Backbone Model Context Lr schd Mem (GB) Inf time (fps) box AP mask AP Download
R-50-FPN Mask GC(c3-c5, r16) 1x 5.0 39.7 35.9 model | log
R-50-FPN Mask GC(c3-c5, r4) 1x 5.1 15.0 39.9 36.0 model | log
R-101-FPN Mask GC(c3-c5, r16) 1x 7.6 11.4 41.3 37.2 model | log
R-101-FPN Mask GC(c3-c5, r4) 1x 7.8 11.6 42.2 37.8 model | log
Backbone Model Context Lr schd Mem (GB) Inf time (fps) box AP mask AP Download
R-50-FPN Mask - 1x 4.4 16.6 38.4 34.6 model | log
R-50-FPN Mask GC(c3-c5, r16) 1x 5.0 15.5 40.4 36.2 model | log
R-50-FPN Mask GC(c3-c5, r4) 1x 5.1 15.1 40.7 36.5 model | log
R-101-FPN Mask - 1x 6.4 13.3 40.5 36.3 model | log
R-101-FPN Mask GC(c3-c5, r16) 1x 7.6 12.0 42.2 37.8 model | log
R-101-FPN Mask GC(c3-c5, r4) 1x 7.8 11.8 42.2 37.8 model | log
X-101-FPN Mask - 1x 7.6 11.3 42.4 37.7 model | log
X-101-FPN Mask GC(c3-c5, r16) 1x 8.8 9.8 43.5 38.6 model | log
X-101-FPN Mask GC(c3-c5, r4) 1x 9.0 9.7 43.9 39.0 model | log
X-101-FPN Cascade Mask - 1x 9.2 8.4 44.7 38.6 model | log
X-101-FPN Cascade Mask GC(c3-c5, r16) 1x 10.3 7.7 46.2 39.7 modle | log
X-101-FPN Cascade Mask GC(c3-c5, r4) 1x 45.9 39.6
X-101-FPN DCN Cascade Mask - 1x 44.9 38.9 modle | log
X-101-FPN DCN Cascade Mask GC(c3-c5, r16) 1x 44.6 modle | log
X-101-FPN DCN Cascade Mask GC(c3-c5, r4) 1x 45.7 39.5 modle | log

Notes:

  • The SyncBN is added in the backbone for all models in Table 2.

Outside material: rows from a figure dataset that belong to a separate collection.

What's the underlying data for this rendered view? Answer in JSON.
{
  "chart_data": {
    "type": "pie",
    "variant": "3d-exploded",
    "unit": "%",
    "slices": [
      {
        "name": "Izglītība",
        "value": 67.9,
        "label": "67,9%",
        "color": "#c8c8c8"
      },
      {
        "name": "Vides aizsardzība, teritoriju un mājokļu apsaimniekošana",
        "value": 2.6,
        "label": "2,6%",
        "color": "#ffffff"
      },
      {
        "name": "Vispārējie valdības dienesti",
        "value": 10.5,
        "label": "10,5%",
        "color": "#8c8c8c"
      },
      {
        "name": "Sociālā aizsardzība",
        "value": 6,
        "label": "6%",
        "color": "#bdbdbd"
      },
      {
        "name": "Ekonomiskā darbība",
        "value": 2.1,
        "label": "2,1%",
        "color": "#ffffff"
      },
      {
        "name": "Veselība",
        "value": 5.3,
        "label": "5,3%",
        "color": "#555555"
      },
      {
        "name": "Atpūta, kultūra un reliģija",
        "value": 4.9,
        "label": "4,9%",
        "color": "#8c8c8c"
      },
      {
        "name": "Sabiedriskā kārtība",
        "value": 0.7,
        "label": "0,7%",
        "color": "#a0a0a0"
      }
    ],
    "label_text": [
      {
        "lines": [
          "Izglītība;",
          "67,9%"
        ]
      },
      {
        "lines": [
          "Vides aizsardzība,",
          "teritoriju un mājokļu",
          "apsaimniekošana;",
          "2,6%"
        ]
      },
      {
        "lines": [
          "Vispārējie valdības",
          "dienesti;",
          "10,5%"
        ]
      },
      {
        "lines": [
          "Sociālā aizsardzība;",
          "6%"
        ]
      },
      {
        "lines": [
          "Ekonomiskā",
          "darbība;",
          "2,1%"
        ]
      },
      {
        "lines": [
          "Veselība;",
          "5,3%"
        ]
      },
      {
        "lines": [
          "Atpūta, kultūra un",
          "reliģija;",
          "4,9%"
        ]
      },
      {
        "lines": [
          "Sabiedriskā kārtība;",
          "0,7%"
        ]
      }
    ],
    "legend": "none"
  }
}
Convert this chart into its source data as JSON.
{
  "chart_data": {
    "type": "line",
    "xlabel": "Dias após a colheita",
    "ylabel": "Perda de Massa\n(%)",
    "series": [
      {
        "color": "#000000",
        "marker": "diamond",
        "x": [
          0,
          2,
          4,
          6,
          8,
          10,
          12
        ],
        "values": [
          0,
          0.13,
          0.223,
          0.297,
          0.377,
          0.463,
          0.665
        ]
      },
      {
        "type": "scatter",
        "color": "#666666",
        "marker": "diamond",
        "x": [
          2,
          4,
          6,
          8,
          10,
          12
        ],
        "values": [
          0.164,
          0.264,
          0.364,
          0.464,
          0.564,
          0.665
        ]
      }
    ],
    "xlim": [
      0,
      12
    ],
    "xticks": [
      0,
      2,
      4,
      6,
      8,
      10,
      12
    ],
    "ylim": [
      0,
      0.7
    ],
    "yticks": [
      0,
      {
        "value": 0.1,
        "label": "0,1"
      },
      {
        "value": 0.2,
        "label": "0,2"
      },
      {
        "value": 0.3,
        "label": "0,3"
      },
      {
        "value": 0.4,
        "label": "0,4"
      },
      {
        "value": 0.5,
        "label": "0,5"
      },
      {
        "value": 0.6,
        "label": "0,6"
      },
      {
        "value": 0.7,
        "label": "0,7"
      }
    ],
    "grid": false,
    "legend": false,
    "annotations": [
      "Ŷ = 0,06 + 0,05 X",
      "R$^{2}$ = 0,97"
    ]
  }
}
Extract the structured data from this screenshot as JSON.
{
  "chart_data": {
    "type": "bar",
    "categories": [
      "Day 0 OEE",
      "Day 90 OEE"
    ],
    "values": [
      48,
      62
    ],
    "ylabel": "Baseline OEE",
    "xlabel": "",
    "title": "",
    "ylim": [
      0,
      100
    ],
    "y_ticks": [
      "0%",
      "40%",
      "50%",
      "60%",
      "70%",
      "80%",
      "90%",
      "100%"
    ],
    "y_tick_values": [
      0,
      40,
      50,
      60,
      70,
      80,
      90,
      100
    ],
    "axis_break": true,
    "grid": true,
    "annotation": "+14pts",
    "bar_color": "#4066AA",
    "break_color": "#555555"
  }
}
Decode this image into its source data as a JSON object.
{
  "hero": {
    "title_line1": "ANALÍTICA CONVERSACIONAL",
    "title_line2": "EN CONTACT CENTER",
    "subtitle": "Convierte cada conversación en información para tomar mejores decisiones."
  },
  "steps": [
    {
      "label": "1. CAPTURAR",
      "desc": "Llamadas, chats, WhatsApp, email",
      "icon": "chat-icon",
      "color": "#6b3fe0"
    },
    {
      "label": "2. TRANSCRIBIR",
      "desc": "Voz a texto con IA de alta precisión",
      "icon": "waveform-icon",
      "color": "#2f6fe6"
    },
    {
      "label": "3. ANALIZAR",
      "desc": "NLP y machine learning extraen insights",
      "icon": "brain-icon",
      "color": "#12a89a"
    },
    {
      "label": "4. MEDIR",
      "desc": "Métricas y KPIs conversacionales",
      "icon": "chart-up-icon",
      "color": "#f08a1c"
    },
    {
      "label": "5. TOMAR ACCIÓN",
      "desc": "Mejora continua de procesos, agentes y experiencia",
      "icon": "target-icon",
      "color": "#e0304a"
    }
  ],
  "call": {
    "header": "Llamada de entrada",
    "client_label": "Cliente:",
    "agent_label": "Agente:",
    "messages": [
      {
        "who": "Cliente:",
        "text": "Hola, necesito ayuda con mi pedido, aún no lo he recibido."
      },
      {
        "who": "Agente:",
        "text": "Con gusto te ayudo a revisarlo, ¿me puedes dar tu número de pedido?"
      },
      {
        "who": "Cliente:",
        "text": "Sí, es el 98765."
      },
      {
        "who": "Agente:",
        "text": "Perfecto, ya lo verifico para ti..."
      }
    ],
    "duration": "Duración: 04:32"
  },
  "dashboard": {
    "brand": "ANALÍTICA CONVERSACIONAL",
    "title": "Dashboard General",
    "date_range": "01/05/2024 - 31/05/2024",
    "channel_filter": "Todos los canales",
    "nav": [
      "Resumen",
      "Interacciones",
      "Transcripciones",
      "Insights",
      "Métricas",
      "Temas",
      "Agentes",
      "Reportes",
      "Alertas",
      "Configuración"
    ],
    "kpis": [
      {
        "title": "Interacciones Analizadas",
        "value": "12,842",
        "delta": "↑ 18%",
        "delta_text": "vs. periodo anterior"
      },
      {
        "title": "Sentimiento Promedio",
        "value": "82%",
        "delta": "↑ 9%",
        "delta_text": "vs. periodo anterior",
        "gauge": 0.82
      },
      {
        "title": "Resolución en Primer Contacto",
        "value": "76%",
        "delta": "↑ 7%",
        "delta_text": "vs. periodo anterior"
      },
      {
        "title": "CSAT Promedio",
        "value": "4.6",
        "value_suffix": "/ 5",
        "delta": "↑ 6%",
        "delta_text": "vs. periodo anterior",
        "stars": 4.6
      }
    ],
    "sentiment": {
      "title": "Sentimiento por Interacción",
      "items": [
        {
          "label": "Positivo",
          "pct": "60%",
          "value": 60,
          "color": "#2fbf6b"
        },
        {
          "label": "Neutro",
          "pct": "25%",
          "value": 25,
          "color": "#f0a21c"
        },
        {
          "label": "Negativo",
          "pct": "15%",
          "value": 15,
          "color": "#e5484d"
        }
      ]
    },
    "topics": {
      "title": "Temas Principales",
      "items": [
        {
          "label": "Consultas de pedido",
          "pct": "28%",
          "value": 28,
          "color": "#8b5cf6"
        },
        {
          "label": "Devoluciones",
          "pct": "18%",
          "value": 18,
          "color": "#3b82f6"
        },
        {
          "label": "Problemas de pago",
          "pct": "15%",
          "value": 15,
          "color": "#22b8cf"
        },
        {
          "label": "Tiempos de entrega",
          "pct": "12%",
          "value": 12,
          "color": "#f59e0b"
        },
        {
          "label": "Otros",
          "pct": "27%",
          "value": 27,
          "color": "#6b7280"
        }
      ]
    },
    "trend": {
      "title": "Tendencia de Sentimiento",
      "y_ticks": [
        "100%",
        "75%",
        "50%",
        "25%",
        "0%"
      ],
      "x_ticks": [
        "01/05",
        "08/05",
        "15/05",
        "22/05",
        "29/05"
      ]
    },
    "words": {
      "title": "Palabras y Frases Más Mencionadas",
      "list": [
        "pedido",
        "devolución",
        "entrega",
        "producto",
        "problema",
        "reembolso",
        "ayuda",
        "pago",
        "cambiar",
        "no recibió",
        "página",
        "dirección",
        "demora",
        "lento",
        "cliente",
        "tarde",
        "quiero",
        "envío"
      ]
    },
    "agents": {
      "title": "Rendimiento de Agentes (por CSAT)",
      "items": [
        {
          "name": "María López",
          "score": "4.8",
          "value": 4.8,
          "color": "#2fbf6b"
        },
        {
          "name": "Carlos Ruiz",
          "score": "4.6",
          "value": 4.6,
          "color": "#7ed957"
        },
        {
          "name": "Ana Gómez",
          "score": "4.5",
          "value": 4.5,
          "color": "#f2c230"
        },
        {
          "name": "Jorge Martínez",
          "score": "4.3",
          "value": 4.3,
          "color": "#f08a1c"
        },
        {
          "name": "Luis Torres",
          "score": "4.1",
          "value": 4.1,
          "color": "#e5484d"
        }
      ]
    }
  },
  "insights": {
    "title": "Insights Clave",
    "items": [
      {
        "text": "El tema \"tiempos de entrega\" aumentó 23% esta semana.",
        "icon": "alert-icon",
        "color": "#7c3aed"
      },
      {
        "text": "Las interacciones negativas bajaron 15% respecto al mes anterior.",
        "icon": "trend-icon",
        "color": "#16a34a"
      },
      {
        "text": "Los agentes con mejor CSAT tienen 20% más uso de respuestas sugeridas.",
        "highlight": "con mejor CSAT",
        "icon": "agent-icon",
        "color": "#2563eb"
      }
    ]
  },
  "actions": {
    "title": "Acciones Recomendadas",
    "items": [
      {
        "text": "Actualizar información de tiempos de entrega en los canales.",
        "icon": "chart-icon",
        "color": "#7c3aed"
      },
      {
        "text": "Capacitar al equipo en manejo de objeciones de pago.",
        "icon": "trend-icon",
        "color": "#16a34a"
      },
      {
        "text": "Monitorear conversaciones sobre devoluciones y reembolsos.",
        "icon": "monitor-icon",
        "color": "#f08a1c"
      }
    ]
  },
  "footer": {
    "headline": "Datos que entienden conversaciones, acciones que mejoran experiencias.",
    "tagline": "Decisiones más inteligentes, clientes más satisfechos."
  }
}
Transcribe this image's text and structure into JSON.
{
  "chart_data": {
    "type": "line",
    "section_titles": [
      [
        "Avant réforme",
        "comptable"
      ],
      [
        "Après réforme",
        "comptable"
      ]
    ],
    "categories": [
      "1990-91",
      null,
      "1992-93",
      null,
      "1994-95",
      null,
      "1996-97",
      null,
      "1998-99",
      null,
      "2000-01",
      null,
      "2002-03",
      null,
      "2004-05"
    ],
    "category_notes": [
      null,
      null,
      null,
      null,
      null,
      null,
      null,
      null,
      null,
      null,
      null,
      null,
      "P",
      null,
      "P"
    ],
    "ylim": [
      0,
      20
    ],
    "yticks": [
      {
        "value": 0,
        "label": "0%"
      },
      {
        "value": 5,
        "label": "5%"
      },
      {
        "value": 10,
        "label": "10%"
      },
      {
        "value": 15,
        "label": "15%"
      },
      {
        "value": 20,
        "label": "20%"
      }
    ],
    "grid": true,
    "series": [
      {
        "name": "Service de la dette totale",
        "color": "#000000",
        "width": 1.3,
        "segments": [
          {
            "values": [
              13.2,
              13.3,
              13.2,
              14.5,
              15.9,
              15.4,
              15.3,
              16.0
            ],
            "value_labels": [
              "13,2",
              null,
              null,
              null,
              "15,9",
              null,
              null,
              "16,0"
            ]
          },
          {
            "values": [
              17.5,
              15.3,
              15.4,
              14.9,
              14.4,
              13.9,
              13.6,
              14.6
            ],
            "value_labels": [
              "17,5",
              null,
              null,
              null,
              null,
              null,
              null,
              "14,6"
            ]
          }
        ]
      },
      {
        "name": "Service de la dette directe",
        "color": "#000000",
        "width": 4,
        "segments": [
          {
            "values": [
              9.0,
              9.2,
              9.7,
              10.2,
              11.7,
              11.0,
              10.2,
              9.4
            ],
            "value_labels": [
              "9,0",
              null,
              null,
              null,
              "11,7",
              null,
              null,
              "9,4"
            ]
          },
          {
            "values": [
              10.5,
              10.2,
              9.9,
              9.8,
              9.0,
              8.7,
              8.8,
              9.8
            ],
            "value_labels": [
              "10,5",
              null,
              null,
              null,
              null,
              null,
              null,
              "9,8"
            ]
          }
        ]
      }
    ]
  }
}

  • GC denotes Global Context (GC) block is inserted after 1x1 conv of backbone.
  • DCN denotes replace 3x3 conv with 3x3 Deformable Convolution in c3-c5 stages of backbone.
  • r4 and r16 denote ratio 4 and ratio 16 in GC block respectively.